Rainfall Estimation Using Neuron-Adaptive Higher Order Neural Networks

Abstract

Real world data is often nonlinear, discontinuous and may comprise high frequency, multi-polynomial components. Not surprisingly, it is hard to find the best models for modeling such data. Classical neural network models are unable to automatically determine the optimum model and appropriate order for data approximation. In order to solve this problem, Neuron-Adaptive Higher Order Neural Network (NAHONN) Models have been introduced. Definitions of one-dimensional, two-dimensional, and n-dimensional NAHONN models are studied. Specialized NAHONN models are also described. NAHONN models are shown to be “open box”. These models are further shown to be capable of automatically finding not only the optimum model but also the appropriate order for high frequency, multi-polynomial, discontinuous data. Rainfall estimation experimental results confirm model convergence. We further demonstrate that NAHONN models are capable of modeling satellite data. When the Xie and Scofield (1989) technique was used, the average error of the operator-computed IFFA rainfall estimates was 30.41%. For the Artificial Neural Network (ANN) reasoning network, the training error was 6.55% and the test error 16.91%, respectively.

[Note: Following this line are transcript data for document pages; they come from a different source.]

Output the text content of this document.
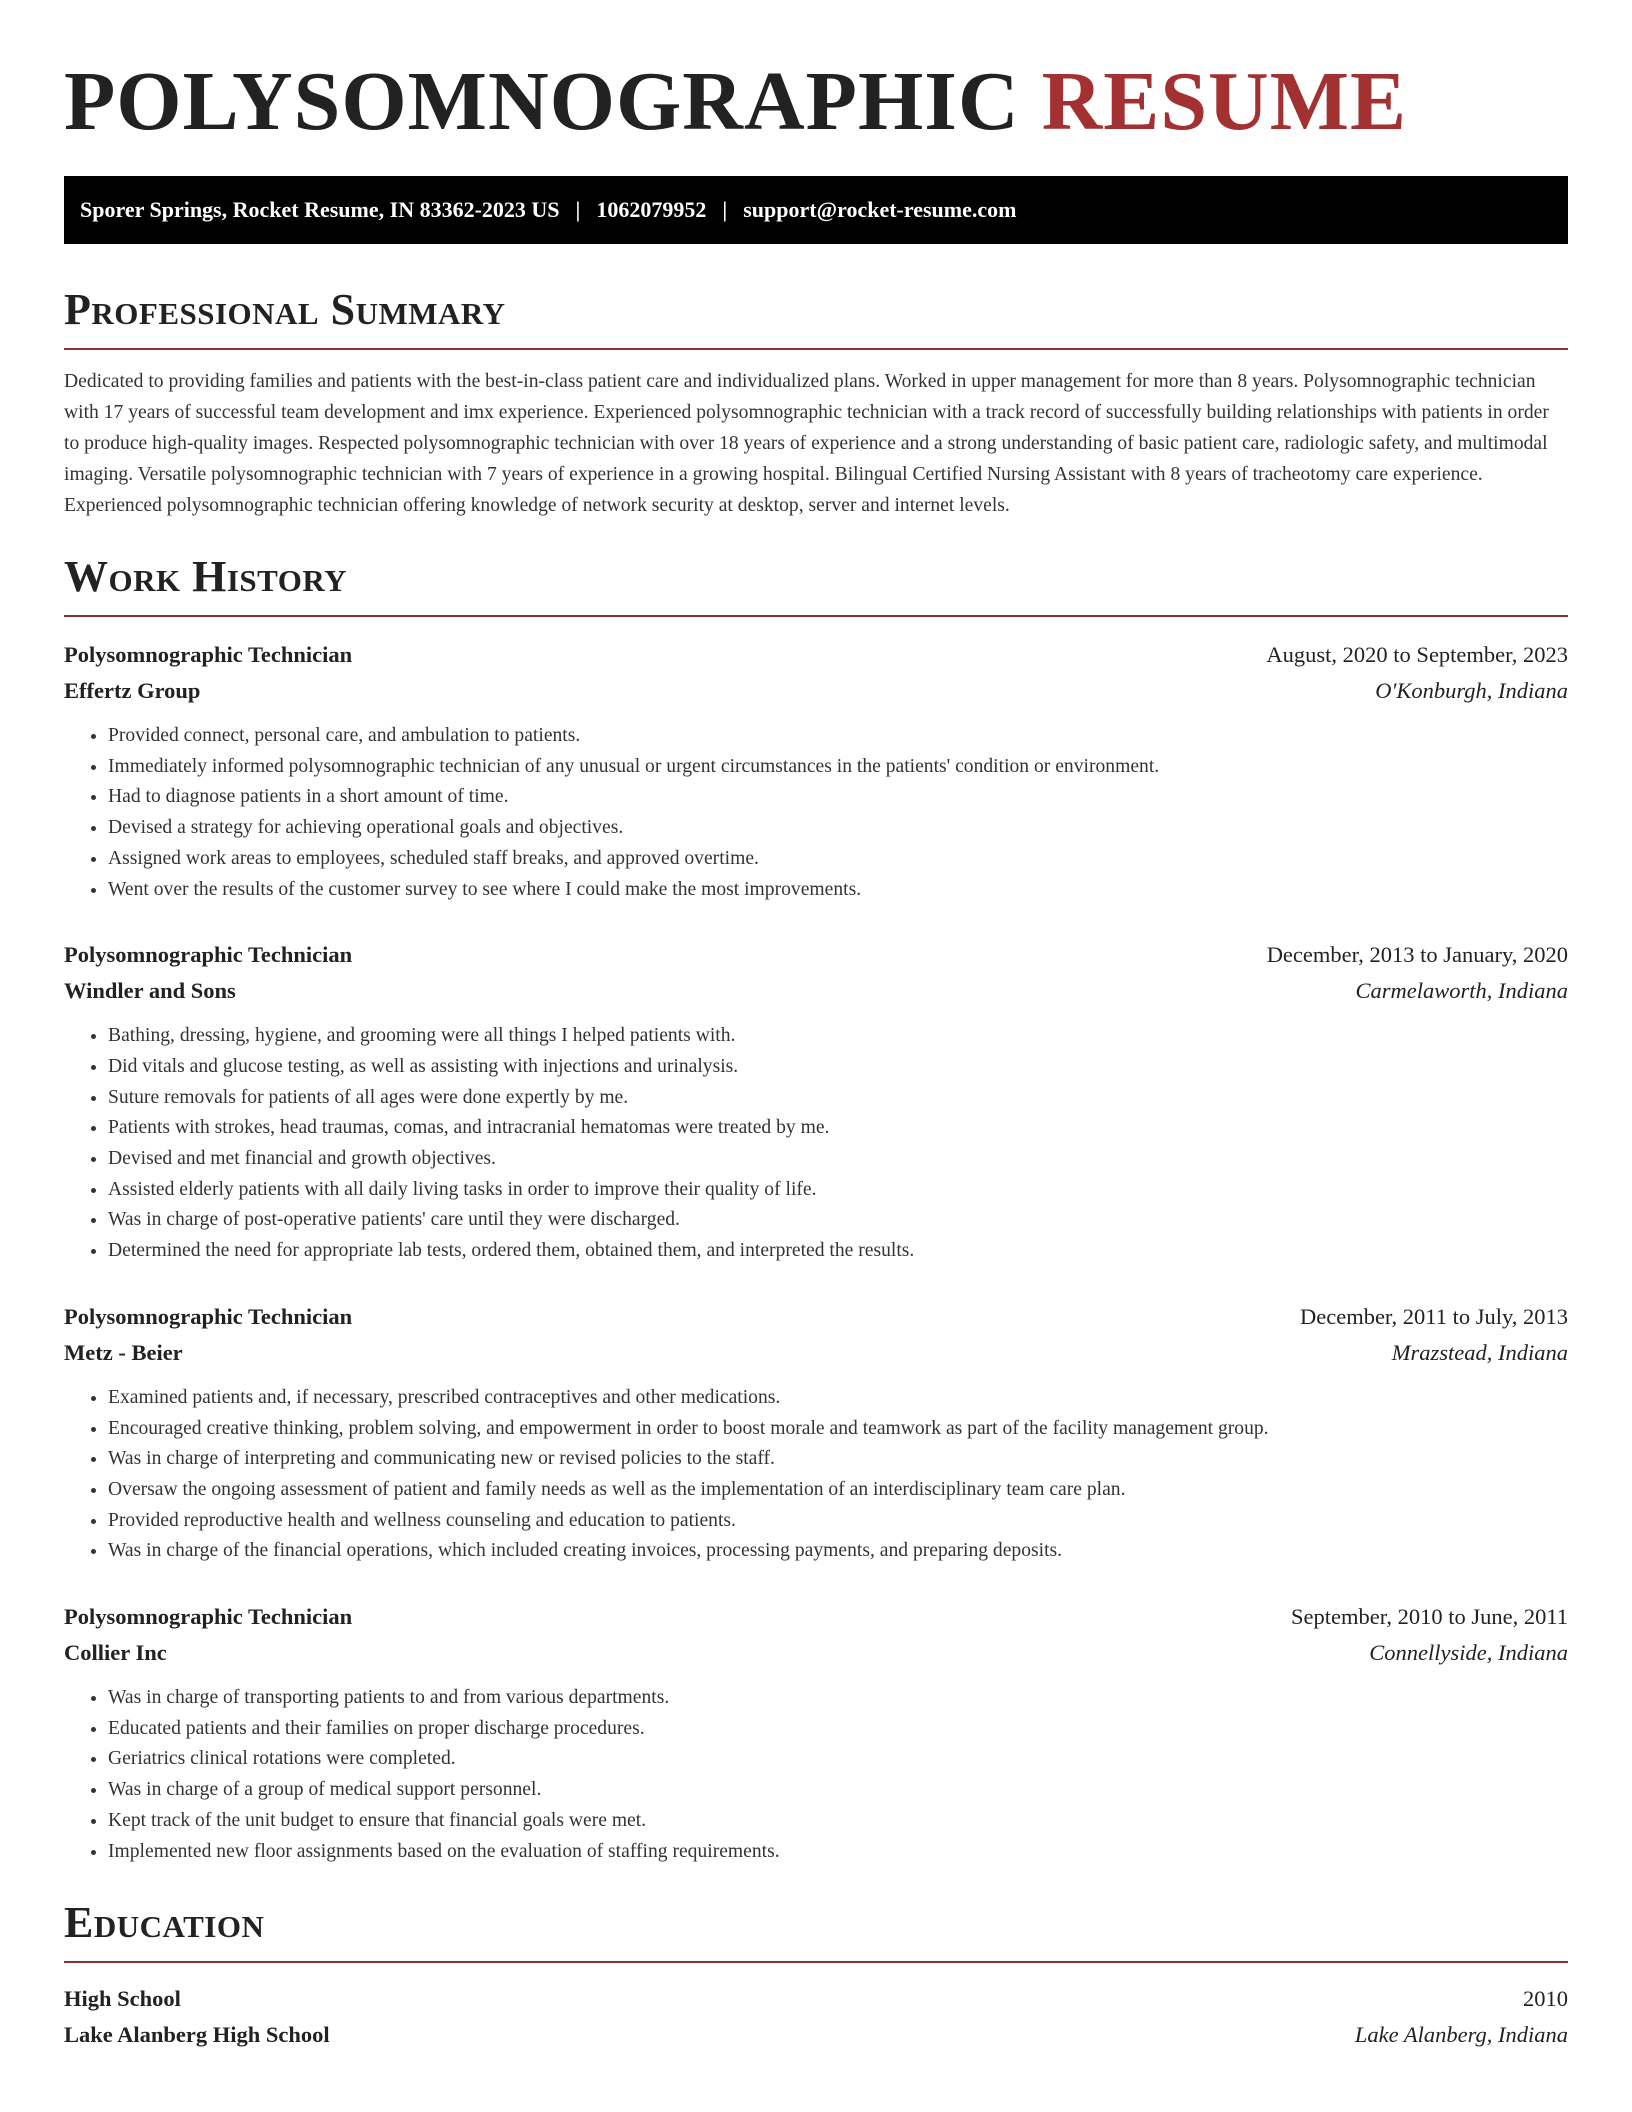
POLYSOMNOGRAPHIC RESUME
Sporer Springs, Rocket Resume, IN 83362-2023 US | 1062079952 | support@rocket-resume.com
Professional Summary

Dedicated to providing families and patients with the best-in-class patient care and individualized plans. Worked in upper management for more than 8 years. Polysomnographic technician with 17 years of successful team development and imx experience. Experienced polysomnographic technician with a track record of successfully building relationships with patients in order to produce high-quality images. Respected polysomnographic technician with over 18 years of experience and a strong understanding of basic patient care, radiologic safety, and multimodal imaging. Versatile polysomnographic technician with 7 years of experience in a growing hospital. Bilingual Certified Nursing Assistant with 8 years of tracheotomy care experience. Experienced polysomnographic technician offering knowledge of network security at desktop, server and internet levels.

Work History
Polysomnographic Technician	August, 2020 to September, 2023
Effertz Group	O'Konburgh, Indiana
• Provided connect, personal care, and ambulation to patients.
• Immediately informed polysomnographic technician of any unusual or urgent circumstances in the patients' condition or environment.
• Had to diagnose patients in a short amount of time.
• Devised a strategy for achieving operational goals and objectives.
• Assigned work areas to employees, scheduled staff breaks, and approved overtime.
• Went over the results of the customer survey to see where I could make the most improvements.
Polysomnographic Technician	December, 2013 to January, 2020
Windler and Sons	Carmelaworth, Indiana
• Bathing, dressing, hygiene, and grooming were all things I helped patients with.
• Did vitals and glucose testing, as well as assisting with injections and urinalysis.
• Suture removals for patients of all ages were done expertly by me.
• Patients with strokes, head traumas, comas, and intracranial hematomas were treated by me.
• Devised and met financial and growth objectives.
• Assisted elderly patients with all daily living tasks in order to improve their quality of life.
• Was in charge of post-operative patients' care until they were discharged.
• Determined the need for appropriate lab tests, ordered them, obtained them, and interpreted the results.
Polysomnographic Technician	December, 2011 to July, 2013
Metz - Beier	Mrazstead, Indiana
• Examined patients and, if necessary, prescribed contraceptives and other medications.
• Encouraged creative thinking, problem solving, and empowerment in order to boost morale and teamwork as part of the facility management group.
• Was in charge of interpreting and communicating new or revised policies to the staff.
• Oversaw the ongoing assessment of patient and family needs as well as the implementation of an interdisciplinary team care plan.
• Provided reproductive health and wellness counseling and education to patients.
• Was in charge of the financial operations, which included creating invoices, processing payments, and preparing deposits.
Polysomnographic Technician	September, 2010 to June, 2011
Collier Inc	Connellyside, Indiana
• Was in charge of transporting patients to and from various departments.
• Educated patients and their families on proper discharge procedures.
• Geriatrics clinical rotations were completed.
• Was in charge of a group of medical support personnel.
• Kept track of the unit budget to ensure that financial goals were met.
• Implemented new floor assignments based on the evaluation of staffing requirements.
Education
High School	2010
Lake Alanberg High School	Lake Alanberg, Indiana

When the neural network group was used on these same fifteen cases, the average training error of rainfall estimation was 1.43%, and the average test error of rainfall estimation was 3.89%. When the neuron-adaptive artificial neural network group models was used on these same fifteen cases, the average training error of rainfall estimation was 1.31%, and the average test error of rainfall estimation was 3.40%. When the artificial neuron-adaptive higher order neural network model was used on these same fifteen cases, the average training error of rainfall estimation was 1.20%, and the average test error of rainfall estimation was 3.12%.